You are correct that the in saying that the XGMII transports more than I, S and
T and have properly identified that it also transports D (data) and E (error).
In support of the Busy Idle Rate Control Mechanism, the XGMII must also
transport Kb/Rb or similar means of indicating Busy Idle to the PCS. The table
above simply mirrors existing proposals on the table.
> >Any 64b/66b dependence on "8b/10b" comes entirely from the MAC interface
> >which specifies a bundle of four octet+control-flag signal groups. When
> >the control-flag is asserted, the corresponding octet is interpreted as
> >an 8b/10b control code. This is the current XGMII interface.
> >Rick Walker
> The XGMII is different.
> The MAC does not deliver 8b/10b information through the XGMII and the octets
> it delivers/receives are never interpreted as 8b/10b control codes. When the
> control flags are '0' the MAC signals/interprets that the corresponding lanes
> carry raw unencoded data. When the control flags are '1' the MAC
> signals/interprets that the corresponding lanes do not carry anything.
On the contrary, since more than one control code is required per lane to
distinguish between I, S, T, E, etc. lanes must contain a code which identifies
the specific XGMII code whenever the corresponding control flag is set to '1'.

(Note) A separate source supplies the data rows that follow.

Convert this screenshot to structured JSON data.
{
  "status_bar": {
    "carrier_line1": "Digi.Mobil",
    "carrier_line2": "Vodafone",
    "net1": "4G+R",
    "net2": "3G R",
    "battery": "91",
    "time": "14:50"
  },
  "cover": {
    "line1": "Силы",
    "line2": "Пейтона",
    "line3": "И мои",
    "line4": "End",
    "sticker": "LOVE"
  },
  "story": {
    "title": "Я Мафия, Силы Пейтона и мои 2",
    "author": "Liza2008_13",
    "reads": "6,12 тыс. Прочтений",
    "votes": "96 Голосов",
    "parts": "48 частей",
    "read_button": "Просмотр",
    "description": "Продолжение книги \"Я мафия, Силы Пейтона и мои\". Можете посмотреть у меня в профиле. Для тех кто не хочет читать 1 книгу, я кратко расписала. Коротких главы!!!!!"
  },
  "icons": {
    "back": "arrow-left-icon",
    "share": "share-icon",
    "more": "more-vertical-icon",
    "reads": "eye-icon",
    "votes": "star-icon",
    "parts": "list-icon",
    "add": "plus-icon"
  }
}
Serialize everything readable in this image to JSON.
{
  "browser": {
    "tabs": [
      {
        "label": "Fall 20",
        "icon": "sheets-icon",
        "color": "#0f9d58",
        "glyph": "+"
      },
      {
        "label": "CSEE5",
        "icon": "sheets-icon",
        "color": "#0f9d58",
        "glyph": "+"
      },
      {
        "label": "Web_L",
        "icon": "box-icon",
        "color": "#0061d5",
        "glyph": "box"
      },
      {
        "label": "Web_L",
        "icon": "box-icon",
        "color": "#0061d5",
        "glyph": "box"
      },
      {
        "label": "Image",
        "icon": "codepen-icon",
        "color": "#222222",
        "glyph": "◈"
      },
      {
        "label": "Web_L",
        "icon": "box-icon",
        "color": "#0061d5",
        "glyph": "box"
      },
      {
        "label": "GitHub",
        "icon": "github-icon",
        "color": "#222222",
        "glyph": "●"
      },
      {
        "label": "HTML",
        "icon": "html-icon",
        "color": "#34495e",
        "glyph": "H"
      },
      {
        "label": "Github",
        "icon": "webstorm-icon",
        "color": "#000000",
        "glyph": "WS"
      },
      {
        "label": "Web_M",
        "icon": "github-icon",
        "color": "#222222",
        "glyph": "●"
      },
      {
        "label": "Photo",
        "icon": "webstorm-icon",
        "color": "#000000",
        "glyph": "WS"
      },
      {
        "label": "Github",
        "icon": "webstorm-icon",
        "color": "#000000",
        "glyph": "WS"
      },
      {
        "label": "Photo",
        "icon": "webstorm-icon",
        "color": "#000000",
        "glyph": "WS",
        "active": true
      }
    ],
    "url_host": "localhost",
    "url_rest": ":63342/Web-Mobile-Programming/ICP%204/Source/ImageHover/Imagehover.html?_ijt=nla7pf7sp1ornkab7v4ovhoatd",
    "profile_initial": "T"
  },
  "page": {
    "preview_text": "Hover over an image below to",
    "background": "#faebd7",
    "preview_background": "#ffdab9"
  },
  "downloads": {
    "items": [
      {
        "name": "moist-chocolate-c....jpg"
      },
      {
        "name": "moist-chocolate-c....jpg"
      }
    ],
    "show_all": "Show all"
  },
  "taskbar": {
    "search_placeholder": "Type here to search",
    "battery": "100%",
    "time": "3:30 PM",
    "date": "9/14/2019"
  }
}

I may be missing something obvious in your response. If I am, please supply me
with your complete coding table which supports all of the following:
1) Direct connection between RS and 64B/66B PCS;
2) Optional XGMII between RS and 64B/66B PCS;
3) Optional XAUI/XGXS between RS and 64B/66B PCS;
4) Optional XGMII and XAUI/XGXS between RS and 64B/66B PCS;
5) Support for functions in other proposals such as Idle Busy.
> The XGMII is transparent to and does not have any preference towards any PCS
If "transparent" implies "independent", then I agree. If not please explain.